Financial sector credit spreads led credit markets wider as plunging equities reflect growing uncertainty over government intervention in financial market. The risks shifted to government, a transfer highlighted by the quintupling of sovereign CDS spreads. Prices on defaulted corporate bonds and loans continued to trend lower over the course of last year and fell of a cliff in the past few months. As we move forward, these rates are likely to be pushed even lower and the primary reason for this is the inverse relationship between recoveries and defaults – as defaults rise, recoveries are invariably pushed lower and vice versa.

With delayed balance sheet repair in the financial sector, in a dramatic change since mid-January investors now expect no further improvement in the short-term markets this year judging from forward starting LIBOR spreads over expected Fed Funds.

US real GDP is now forecasted at -3% - the worst since 1946. Capacity utilization rates break below 70% - bad news for capex.

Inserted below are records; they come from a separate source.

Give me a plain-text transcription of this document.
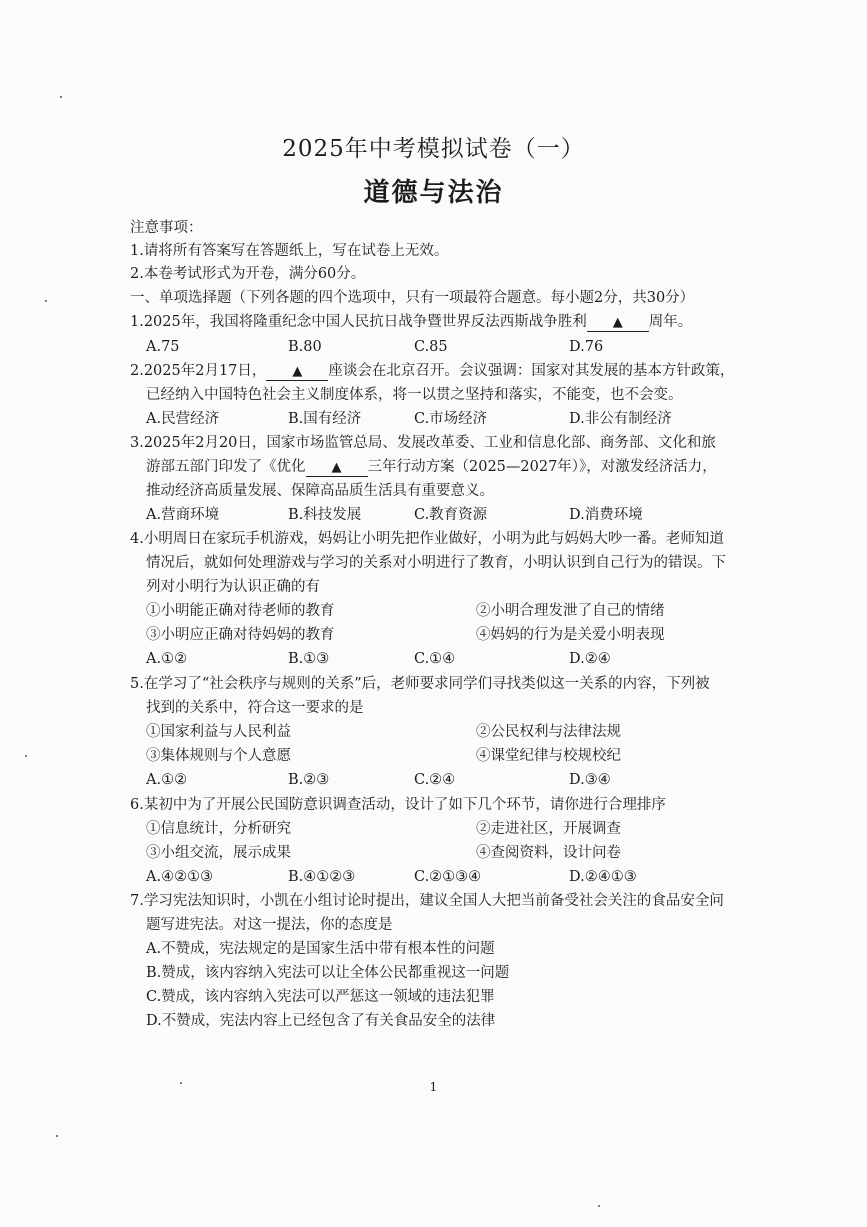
2025年中考模拟试卷（一）
道德与法治
注意事项：
1.请将所有答案写在答题纸上，写在试卷上无效。
2.本卷考试形式为开卷，满分60分。
一、单项选择题（下列各题的四个选项中，只有一项最符合题意。每小题2分，共30分）
1.2025年，我国将隆重纪念中国人民抗日战争暨世界反法西斯战争胜利 ▲ 周年。
A.75	B.80	C.85	D.76
2.2025年2月17日， ▲ 座谈会在北京召开。会议强调：国家对其发展的基本方针政策，
已经纳入中国特色社会主义制度体系，将一以贯之坚持和落实，不能变，也不会变。
A.民营经济	B.国有经济	C.市场经济	D.非公有制经济
3.2025年2月20日，国家市场监管总局、发展改革委、工业和信息化部、商务部、文化和旅
游部五部门印发了《优化 ▲ 三年行动方案（2025—2027年）》，对激发经济活力，
推动经济高质量发展、保障高品质生活具有重要意义。
A.营商环境	B.科技发展	C.教育资源	D.消费环境
4.小明周日在家玩手机游戏，妈妈让小明先把作业做好，小明为此与妈妈大吵一番。老师知道
情况后，就如何处理游戏与学习的关系对小明进行了教育，小明认识到自己行为的错误。下
列对小明行为认识正确的有
①小明能正确对待老师的教育	②小明合理发泄了自己的情绪
③小明应正确对待妈妈的教育	④妈妈的行为是关爱小明表现
A.①②	B.①③	C.①④	D.②④
5.在学习了“社会秩序与规则的关系”后，老师要求同学们寻找类似这一关系的内容，下列被
找到的关系中，符合这一要求的是
①国家利益与人民利益	②公民权利与法律法规
③集体规则与个人意愿	④课堂纪律与校规校纪
A.①②	B.②③	C.②④	D.③④
6.某初中为了开展公民国防意识调查活动，设计了如下几个环节，请你进行合理排序
①信息统计，分析研究	②走进社区，开展调查
③小组交流，展示成果	④查阅资料，设计问卷
A.④②①③	B.④①②③	C.②①③④	D.②④①③
7.学习宪法知识时，小凯在小组讨论时提出，建议全国人大把当前备受社会关注的食品安全问
题写进宪法。对这一提法，你的态度是
A.不赞成，宪法规定的是国家生活中带有根本性的问题
B.赞成，该内容纳入宪法可以让全体公民都重视这一问题
C.赞成，该内容纳入宪法可以严惩这一领域的违法犯罪
D.不赞成，宪法内容上已经包含了有关食品安全的法律
1
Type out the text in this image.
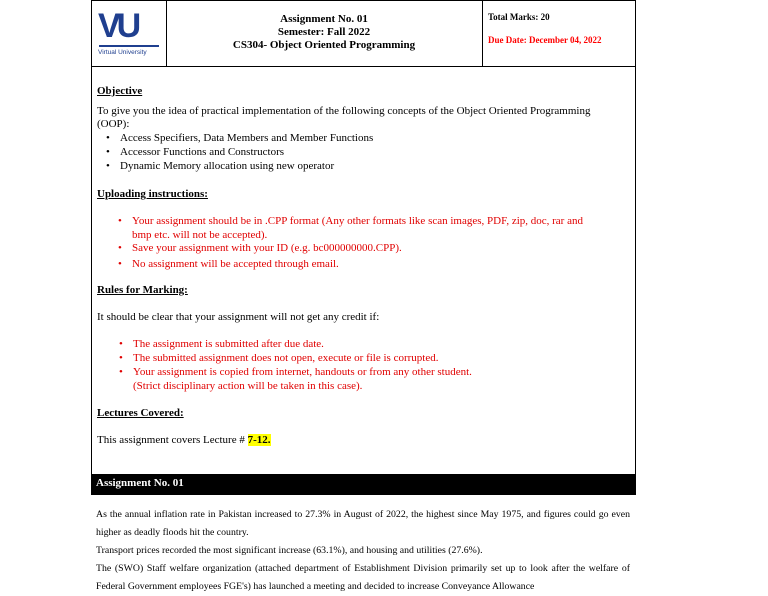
VU
Virtual University
Assignment No. 01
Semester: Fall 2022
CS304- Object Oriented Programming
Total Marks: 20
Due Date: December 04, 2022
Objective
To give you the idea of practical implementation of the following concepts of the Object Oriented Programming
(OOP):
• Access Specifiers, Data Members and Member Functions
• Accessor Functions and Constructors
• Dynamic Memory allocation using new operator
Uploading instructions:
• Your assignment should be in .CPP format (Any other formats like scan images, PDF, zip, doc, rar and
bmp etc. will not be accepted).
• Save your assignment with your ID (e.g. bc000000000.CPP).
• No assignment will be accepted through email.
Rules for Marking:
It should be clear that your assignment will not get any credit if:
• The assignment is submitted after due date.
• The submitted assignment does not open, execute or file is corrupted.
• Your assignment is copied from internet, handouts or from any other student.
(Strict disciplinary action will be taken in this case).
Lectures Covered:
This assignment covers Lecture # 7-12.
Assignment No. 01
As the annual inflation rate in Pakistan increased to 27.3% in August of 2022, the highest since May 1975, and figures could go even higher as deadly floods hit the country.
Transport prices recorded the most significant increase (63.1%), and housing and utilities (27.6%).
The (SWO) Staff welfare organization (attached department of Establishment Division primarily set up to look after the welfare of Federal Government employees FGE's) has launched a meeting and decided to increase Conveyance Allowance
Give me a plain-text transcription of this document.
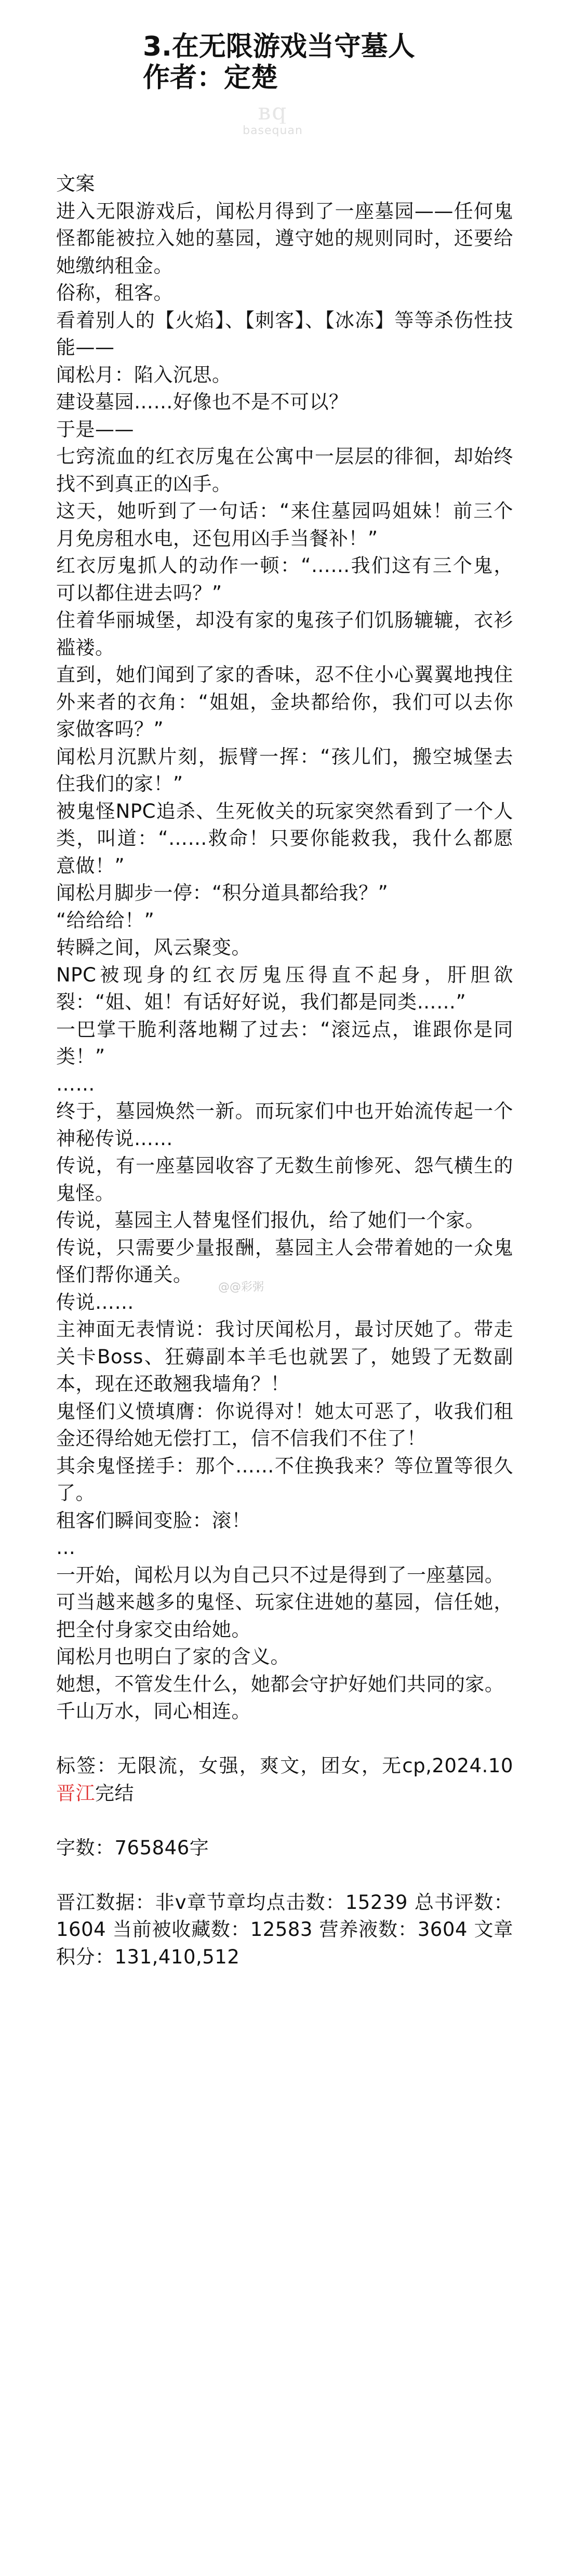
3.在无限游戏当守墓人

作者：定楚

ʙq
basequan

文案

进入无限游戏后，闻松月得到了一座墓园——任何鬼怪都能被拉入她的墓园，遵守她的规则同时，还要给她缴纳租金。

俗称，租客。

看着别人的【火焰】、【刺客】、【冰冻】等等杀伤性技能——

闻松月：陷入沉思。

建设墓园……好像也不是不可以？

于是——

七窍流血的红衣厉鬼在公寓中一层层的徘徊，却始终找不到真正的凶手。

这天，她听到了一句话：“来住墓园吗姐妹！前三个月免房租水电，还包用凶手当餐补！”

红衣厉鬼抓人的动作一顿：“……我们这有三个鬼，可以都住进去吗？”

住着华丽城堡，却没有家的鬼孩子们饥肠辘辘，衣衫褴褛。

直到，她们闻到了家的香味，忍不住小心翼翼地拽住外来者的衣角：“姐姐，金块都给你，我们可以去你家做客吗？”

闻松月沉默片刻，振臂一挥：“孩儿们，搬空城堡去住我们的家！”

被鬼怪NPC追杀、生死攸关的玩家突然看到了一个人类，叫道：“……救命！只要你能救我，我什么都愿意做！”

闻松月脚步一停：“积分道具都给我？”

“给给给！”

转瞬之间，风云聚变。

NPC被现身的红衣厉鬼压得直不起身，肝胆欲裂：“姐、姐！有话好好说，我们都是同类……”

一巴掌干脆利落地糊了过去：“滚远点，谁跟你是同类！”

……

终于，墓园焕然一新。而玩家们中也开始流传起一个神秘传说……

传说，有一座墓园收容了无数生前惨死、怨气横生的鬼怪。

传说，墓园主人替鬼怪们报仇，给了她们一个家。

传说，只需要少量报酬，墓园主人会带着她的一众鬼怪们帮你通关。

传说……

主神面无表情说：我讨厌闻松月，最讨厌她了。带走关卡Boss、狂薅副本羊毛也就罢了，她毁了无数副本，现在还敢翘我墙角？！

鬼怪们义愤填膺：你说得对！她太可恶了，收我们租金还得给她无偿打工，信不信我们不住了！

其余鬼怪搓手：那个……不住换我来？等位置等很久了。

租客们瞬间变脸：滚！

…

一开始，闻松月以为自己只不过是得到了一座墓园。

可当越来越多的鬼怪、玩家住进她的墓园，信任她，把全付身家交由给她。

闻松月也明白了家的含义。

她想，不管发生什么，她都会守护好她们共同的家。

千山万水，同心相连。

标签：无限流，女强，爽文，团女，无cp,2024.10晋江完结

字数：765846字

晋江数据：非v章节章均点击数：15239 总书评数：1604 当前被收藏数：12583 营养液数：3604 文章积分：131,410,512

@@彩粥
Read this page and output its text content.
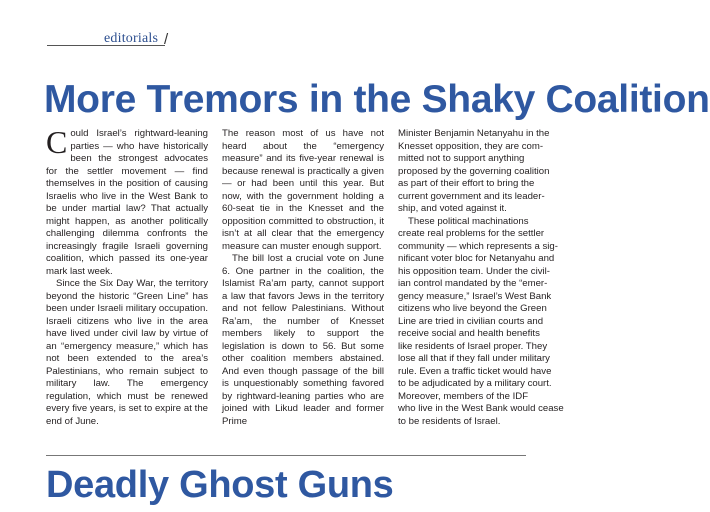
editorials /
More Tremors in the Shaky Coalition

Could Israel’s rightward-leaning parties — who have historically been the strongest advocates for the settler movement — find themselves in the position of causing Israelis who live in the West Bank to be under martial law? That actually might happen, as another politically challenging dilemma confronts the increasingly fragile Israeli governing coalition, which passed its one-year mark last week.

Since the Six Day War, the territory beyond the historic “Green Line” has been under Israeli military occupation. Israeli citizens who live in the area have lived under civil law by virtue of an “emergency measure,” which has not been extended to the area’s Palestinians, who remain subject to military law. The emergency regulation, which must be renewed every five years, is set to expire at the end of June.

The reason most of us have not heard about the “emergency measure” and its five-year renewal is because renewal is practically a given — or had been until this year. But now, with the government holding a 60-seat tie in the Knesset and the opposition committed to obstruction, it isn’t at all clear that the emergency measure can muster enough support.

The bill lost a crucial vote on June 6. One partner in the coalition, the Islamist Ra’am party, cannot support a law that favors Jews in the territory and not fellow Palestinians. Without Ra’am, the number of Knesset members likely to support the legislation is down to 56. But some other coalition members abstained. And even though passage of the bill is unquestionably something favored by rightward-leaning parties who are joined with Likud leader and former Prime

Minister Benjamin Netanyahu in the
Knesset opposition, they are com-
mitted not to support anything
proposed by the governing coalition
as part of their effort to bring the
current government and its leader-
ship, and voted against it.
These political machinations
create real problems for the settler
community — which represents a sig-
nificant voter bloc for Netanyahu and
his opposition team. Under the civil-
ian control mandated by the “emer-
gency measure,” Israel’s West Bank
citizens who live beyond the Green
Line are tried in civilian courts and
receive social and health benefits
like residents of Israel proper. They
lose all that if they fall under military
rule. Even a traffic ticket would have
to be adjudicated by a military court.
Moreover, members of the IDF
who live in the West Bank would cease
to be residents of Israel.
Deadly Ghost Guns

Cup half full – near-way point of the recession.

Housing recession continues unabated with unsold housing inventories still near record highs. Home sales hit new cycle lows with vivid signs of mortgage market contraction. Based on the University of Michigan Consumer Sentiment Survey that less than 3% of respondents saying housing are a good investment and prices are going higher.

Gold is in secular bull market with bullish call on gold supply that reflects relative supply and demand.

Although Chairman Bernanke argued that the economy could see stabilization this year, he also noted that an unemployment rate above 10% was possible. Additionally, he also noted that the fiscal stimulus will make a ‘significant dent’ in the economic downturn and went on to say that he was not worried about inflation or deflation, but growth. After all, this crisis was not a housing crisis, it was the long-discussed current account imbalance story come due.

Many experts are now calling for the Obama administration to focus on the fundamentals. They want him to drop some of its ancillary pet projects such as healthcare reform and are telling President Obama to focus all his time and resources on arresting the economy’s slide and hastening its subsequent rebound. Economists and other experts are already calling for the recession to last longer than had been expected; some are even calling for four more years of pain; a longer recession, followed by slow recovery that could have the malaise afflicting global economy until 2013.